The only panel I got to attend was the brilliant Defective Comics: A Celebration of Superhero Oddness. Ben Towle and Craig Fischer assembled this multi-media tour de force. The high point of the panel was the discussion with an eclectic bunch of folks who have been known to deconstruct (as well as produce) superhero comics over the years: Jeff Parker, Evan Dorkin, Colleen Coover, and Chris Pitzer. There was already a good chance that this panel was going to be one of the high points of the convention, but it quickly went off the rails and propelling itself into something a bit more legendary. There were early clues that something might be up – Dorkin sat for several minutes early in the panel with his head in his hands, before erupting into a brain-warping, stream–of-consciousness rant/deconstruction of comics history, comics fans, and comic panels themselves. With Parker and Coover occasionally chiming in (preventing Dorkin from completely hyperventilating), topics ranged from why anyone would even date Archie Andrews, much less actually marry him, to the inability of the big two to produce anything for a general audience that isn’t dependent on decades of continuity, to out-and-out rants on Stan Lee and much discussion (and condemnation) of DC’s most recent issue of Justice League: The Rise of Arsenal. With Parker summarizing the “plot” in the most monotone matter-of-fact-way while Dorkin provided pantomime for the hard-of-thinking, it was one of the most brutal (and well-deserved) public floggings of a recent comic book that I have ever seen. (As well as gut-bustlingly funny.) Amazing stuff.

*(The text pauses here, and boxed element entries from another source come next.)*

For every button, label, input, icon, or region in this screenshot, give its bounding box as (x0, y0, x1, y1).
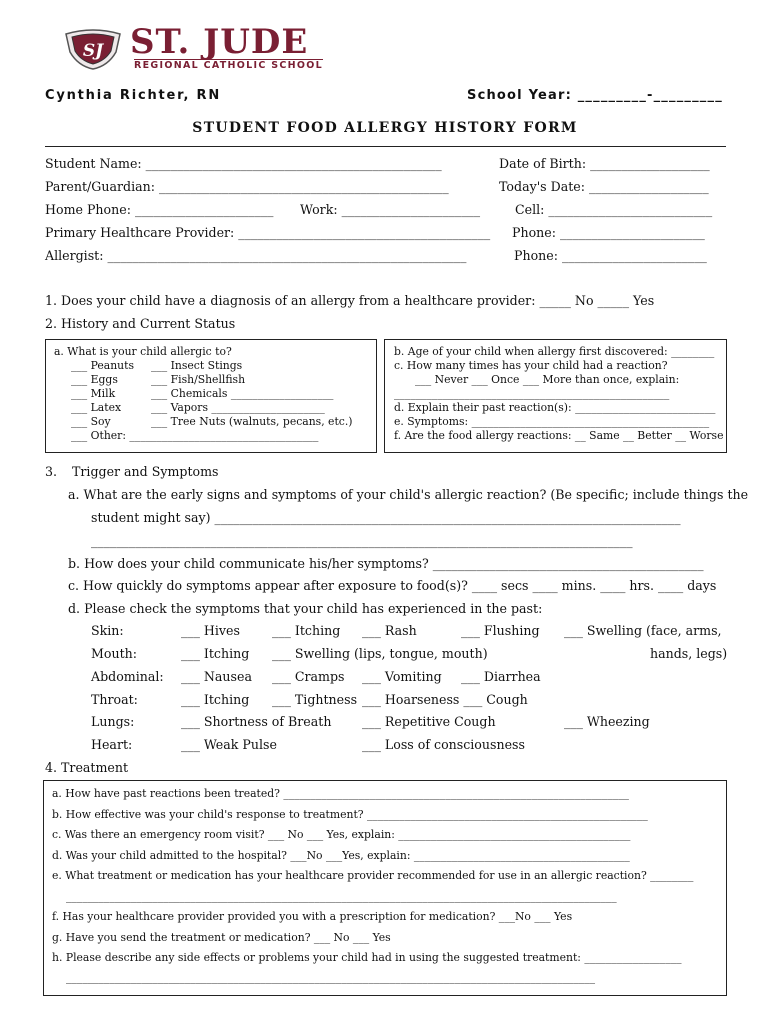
work-phone-field[interactable]: Work: ______________________ (300, 202, 481, 217)
reaction-count-question: c. How many times has your child had a reaction? (394, 359, 668, 372)
symptom-lungs-wheezing[interactable]: ___ Wheezing (564, 714, 650, 729)
allergen-peanuts[interactable]: ___ Peanuts (71, 359, 135, 372)
symptom-throat-itching[interactable]: ___ Itching (181, 692, 250, 707)
question-2-heading: 2. History and Current Status (45, 316, 236, 331)
symptom-throat-tightness[interactable]: ___ Tightness (272, 692, 358, 707)
allergist-phone-field[interactable]: Phone: _______________________ (514, 248, 707, 263)
logo-name: ST. JUDE (130, 22, 309, 62)
reaction-explain-line[interactable]: ___________________________________________________ (394, 387, 670, 400)
home-phone-field[interactable]: Home Phone: ______________________ (45, 202, 274, 217)
symptom-label-heart: Heart: (91, 737, 133, 752)
school-year: School Year: _________-_________ (467, 88, 723, 103)
symptom-mouth-swelling[interactable]: ___ Swelling (lips, tongue, mouth) (272, 646, 488, 661)
symptom-label-throat: Throat: (91, 692, 138, 707)
allergen-soy[interactable]: ___ Soy (71, 415, 111, 428)
parent-guardian-field[interactable]: Parent/Guardian: ______________________________________________ (45, 179, 449, 194)
q3d-text: d. Please check the symptoms that your child has experienced in the past: (68, 601, 543, 616)
allergen-latex[interactable]: ___ Latex (71, 401, 122, 414)
title-rule (45, 146, 726, 147)
symptom-lungs-repetitive-cough[interactable]: ___ Repetitive Cough (362, 714, 496, 729)
treatment-box (43, 780, 727, 996)
symptom-skin-swelling-cont: hands, legs) (650, 646, 728, 661)
reaction-trend-options[interactable]: f. Are the food allergy reactions: __ Same __ Better __ Worse (394, 429, 724, 442)
allergen-vapors[interactable]: ___ Vapors _____________________ (151, 401, 325, 414)
cell-phone-field[interactable]: Cell: __________________________ (515, 202, 713, 217)
symptom-skin-swelling[interactable]: ___ Swelling (face, arms, (564, 623, 722, 638)
symptom-label-lungs: Lungs: (91, 714, 135, 729)
symptom-lungs-shortness-of-breath[interactable]: ___ Shortness of Breath (181, 714, 332, 729)
treatment-h-line[interactable]: __________________________________________________________________________________________________ (66, 971, 596, 984)
symptom-skin-hives[interactable]: ___ Hives (181, 623, 240, 638)
shield-emblem-icon (62, 28, 124, 70)
logo-subtitle: REGIONAL CATHOLIC SCHOOL (134, 60, 324, 71)
allergen-other[interactable]: ___ Other: ___________________________________ (71, 429, 319, 442)
todays-date-field[interactable]: Today's Date: ___________________ (499, 179, 709, 194)
question-3-number: 3. (45, 464, 58, 479)
question-3-heading: Trigger and Symptoms (72, 464, 219, 479)
allergen-fish-shellfish[interactable]: ___ Fish/Shellfish (151, 373, 246, 386)
q3a-text: a. What are the early signs and symptoms of your child's allergic reaction? (Be specific; include things the (68, 487, 749, 502)
treatment-g-field[interactable]: g. Have you send the treatment or medication? ___ No ___ Yes (52, 931, 391, 944)
symptom-throat-hoarseness-cough[interactable]: ___ Hoarseness ___ Cough (362, 692, 528, 707)
symptom-label-mouth: Mouth: (91, 646, 138, 661)
symptom-abdominal-diarrhea[interactable]: ___ Diarrhea (461, 669, 541, 684)
treatment-e-line[interactable]: ______________________________________________________________________________________________________ (66, 890, 617, 903)
symptom-heart-weak-pulse[interactable]: ___ Weak Pulse (181, 737, 277, 752)
symptom-skin-itching[interactable]: ___ Itching (272, 623, 341, 638)
allergen-milk[interactable]: ___ Milk (71, 387, 116, 400)
primary-provider-field[interactable]: Primary Healthcare Provider: ________________________________________ (45, 225, 491, 240)
q3a-answer-line-1[interactable]: student might say) __________________________________________________________________________ (91, 510, 681, 525)
treatment-d-field[interactable]: d. Was your child admitted to the hospital? ___No ___Yes, explain: ________________________________________ (52, 849, 630, 862)
form-title: STUDENT FOOD ALLERGY HISTORY FORM (192, 120, 578, 136)
treatment-c-field[interactable]: c. Was there an emergency room visit? ___ No ___ Yes, explain: ___________________________________________ (52, 828, 631, 841)
symptom-heart-loss-of-consciousness[interactable]: ___ Loss of consciousness (362, 737, 525, 752)
symptom-label-skin: Skin: (91, 623, 124, 638)
history-box (384, 339, 727, 453)
q3c-field[interactable]: c. How quickly do symptoms appear after exposure to food(s)? ____ secs ____ mins. ____ hrs. ____ days (68, 578, 717, 593)
q3a-answer-line-2[interactable]: ______________________________________________________________________________________ (91, 533, 633, 548)
provider-phone-field[interactable]: Phone: _______________________ (512, 225, 705, 240)
question-1[interactable]: 1. Does your child have a diagnosis of an allergy from a healthcare provider: _____ No _____ Yes (45, 293, 655, 308)
question-4-heading: 4. Treatment (45, 760, 129, 775)
allergens-title: a. What is your child allergic to? (54, 345, 232, 358)
date-of-birth-field[interactable]: Date of Birth: ___________________ (499, 156, 710, 171)
age-discovered-field[interactable]: b. Age of your child when allergy first discovered: ________ (394, 345, 715, 358)
reaction-count-options[interactable]: ___ Never ___ Once ___ More than once, explain: (415, 373, 680, 386)
allergen-insect-stings[interactable]: ___ Insect Stings (151, 359, 243, 372)
symptom-mouth-itching[interactable]: ___ Itching (181, 646, 250, 661)
treatment-a-field[interactable]: a. How have past reactions been treated? ________________________________________________________________ (52, 787, 629, 800)
treatment-h-field[interactable]: h. Please describe any side effects or problems your child had in using the suggested treatment: __________________ (52, 951, 682, 964)
symptom-abdominal-nausea[interactable]: ___ Nausea (181, 669, 252, 684)
svg-text:SJ: SJ (82, 41, 104, 61)
allergen-chemicals[interactable]: ___ Chemicals ___________________ (151, 387, 334, 400)
treatment-e-field[interactable]: e. What treatment or medication has your healthcare provider recommended for use in an allergic reaction? ________ (52, 869, 694, 882)
nurse-name: Cynthia Richter, RN (45, 88, 222, 103)
symptom-abdominal-cramps[interactable]: ___ Cramps (272, 669, 345, 684)
allergens-box (45, 339, 377, 453)
school-logo (62, 22, 362, 72)
symptom-label-abdominal: Abdominal: (91, 669, 164, 684)
q3b-field[interactable]: b. How does your child communicate his/her symptoms? ___________________________________________ (68, 556, 704, 571)
treatment-b-field[interactable]: b. How effective was your child's response to treatment? ____________________________________________________ (52, 808, 648, 821)
allergen-eggs[interactable]: ___ Eggs (71, 373, 118, 386)
student-name-field[interactable]: Student Name: _______________________________________________ (45, 156, 442, 171)
treatment-f-field[interactable]: f. Has your healthcare provider provided you with a prescription for medication? ___No ___ Yes (52, 910, 573, 923)
symptoms-field[interactable]: e. Symptoms: ____________________________________________ (394, 415, 710, 428)
past-reactions-field[interactable]: d. Explain their past reaction(s): __________________________ (394, 401, 716, 414)
allergist-field[interactable]: Allergist: _________________________________________________________ (45, 248, 467, 263)
symptom-skin-rash[interactable]: ___ Rash (362, 623, 417, 638)
allergen-tree-nuts[interactable]: ___ Tree Nuts (walnuts, pecans, etc.) (151, 415, 353, 428)
symptom-skin-flushing[interactable]: ___ Flushing (461, 623, 540, 638)
symptom-abdominal-vomiting[interactable]: ___ Vomiting (362, 669, 442, 684)
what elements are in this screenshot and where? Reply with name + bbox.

That’s not even all the content Ben and Craig put together. They also included clips of the weirdest superhero movies you’ve never heard of and some additional discussions we weren’t able to stay for. (Unfortunately, my wife Johanna Draper Carlson was having a bad reaction to a convention hot dog.) That kind of smorgasbord panel was a great metaphor for the convention overall.

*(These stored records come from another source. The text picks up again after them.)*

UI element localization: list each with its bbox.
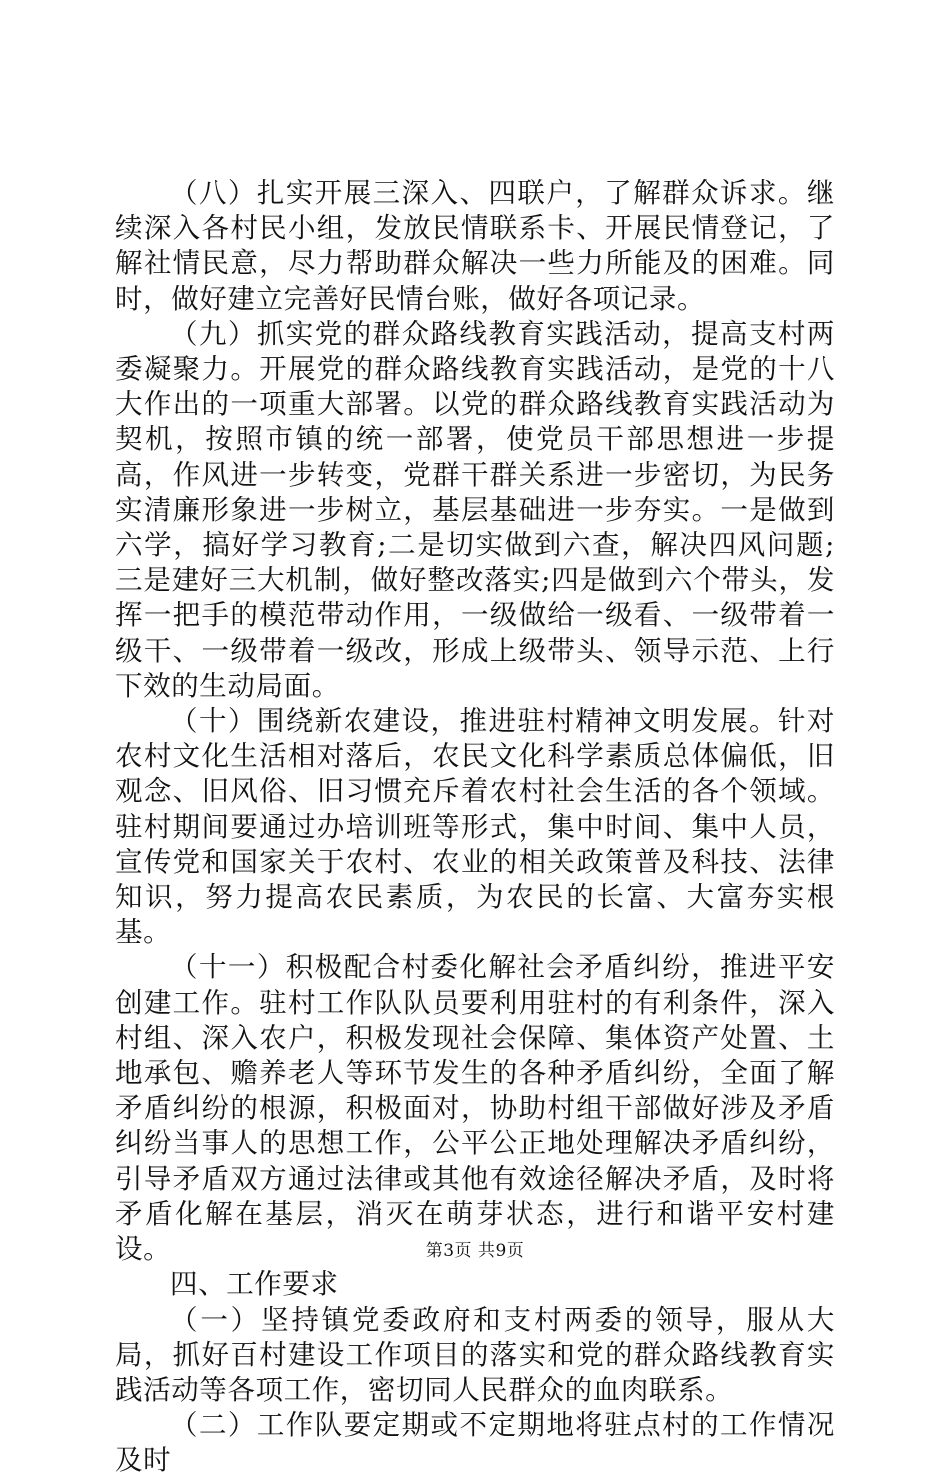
paragraph-10: （十）围绕新农建设，推进驻村精神文明发展。针对农村文化生活相对落后，农民文化科学素质总体偏低，旧观念、旧风俗、旧习惯充斥着农村社会生活的各个领域。驻村期间要通过办培训班等形式，集中时间、集中人员，宣传党和国家关于农村、农业的相关政策普及科技、法律知识，努力提高农民素质，为农民的长富、大富夯实根基。 <box>115 705 835 949</box>
section-heading-work-requirements: 四、工作要求 <box>170 1268 339 1301</box>
requirement-2: （二）工作队要定期或不定期地将驻点村的工作情况及时 <box>115 1409 835 1477</box>
requirement-1: （一）坚持镇党委政府和支村两委的领导，服从大局，抓好百村建设工作项目的落实和党的群众路线教育实践活动等各项工作，密切同人民群众的血肉联系。 <box>115 1303 835 1406</box>
document-body <box>115 176 835 1479</box>
paragraph-8: （八）扎实开展三深入、四联户，了解群众诉求。继续深入各村民小组，发放民情联系卡、开展民情登记，了解社情民意，尽力帮助群众解决一些力所能及的困难。同时，做好建立完善好民情台账，做好各项记录。 <box>115 177 835 315</box>
paragraph-9: （九）抓实党的群众路线教育实践活动，提高支村两委凝聚力。开展党的群众路线教育实践活动，是党的十八大作出的一项重大部署。以党的群众路线教育实践活动为契机，按照市镇的统一部署，使党员干部思想进一步提高，作风进一步转变，党群干群关系进一步密切，为民务实清廉形象进一步树立，基层基础进一步夯实。一是做到六学，搞好学习教育;二是切实做到六查，解决四风问题;三是建好三大机制，做好整改落实;四是做到六个带头，发挥一把手的模范带动作用，一级做给一级看、一级带着一级干、一级带着一级改，形成上级带头、领导示范、上行下效的生动局面。 <box>115 317 835 702</box>
paragraph-11: （十一）积极配合村委化解社会矛盾纠纷，推进平安创建工作。驻村工作队队员要利用驻村的有利条件，深入村组、深入农户，积极发现社会保障、集体资产处置、土地承包、赡养老人等环节发生的各种矛盾纠纷，全面了解矛盾纠纷的根源，积极面对，协助村组干部做好涉及矛盾纠纷当事人的思想工作，公平公正地处理解决矛盾纠纷，引导矛盾双方通过法律或其他有效途径解决矛盾，及时将矛盾化解在基层，消灭在萌芽状态，进行和谐平安村建设。 <box>115 951 835 1266</box>
page-number-footer: 第3页 共9页 <box>425 1241 525 1261</box>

The Heroes show is so packed with things to do that you can’t possibly do everything – so I regularly met up with Roger, Johanna (who was having her favorite show in a long time – check out her con report at ComicsWorthReading.com), and blogger Tim O’Shea (Robot 6, TalkingWithTim.com). Since all of us had different experiences of the show, chatting frequently with them was like being able to see the whole thing! If you’ve been thinking about attending your first convention and are looking for a low-stress, amazingly friendly atmosphere, you can’t go wrong by marking your calendar for next year’s Heroes Convention in Charlotte, North Carolina. And that goes double for all you folks who usually just do the humongous high-pressure shows, where you have to stand in line for hours just to get a signature and maybe a “Hi, how are you?” At Heroes, you stand a really excellent chance of meeting – and actually having a conversation with – your creative heroes! Hey! I wonder if that’s how it got its name!
*KC Carlson knows that the show is actually named after the sponsoring retailer, Heroes Aren’t Hard to Find. But he likes his version too.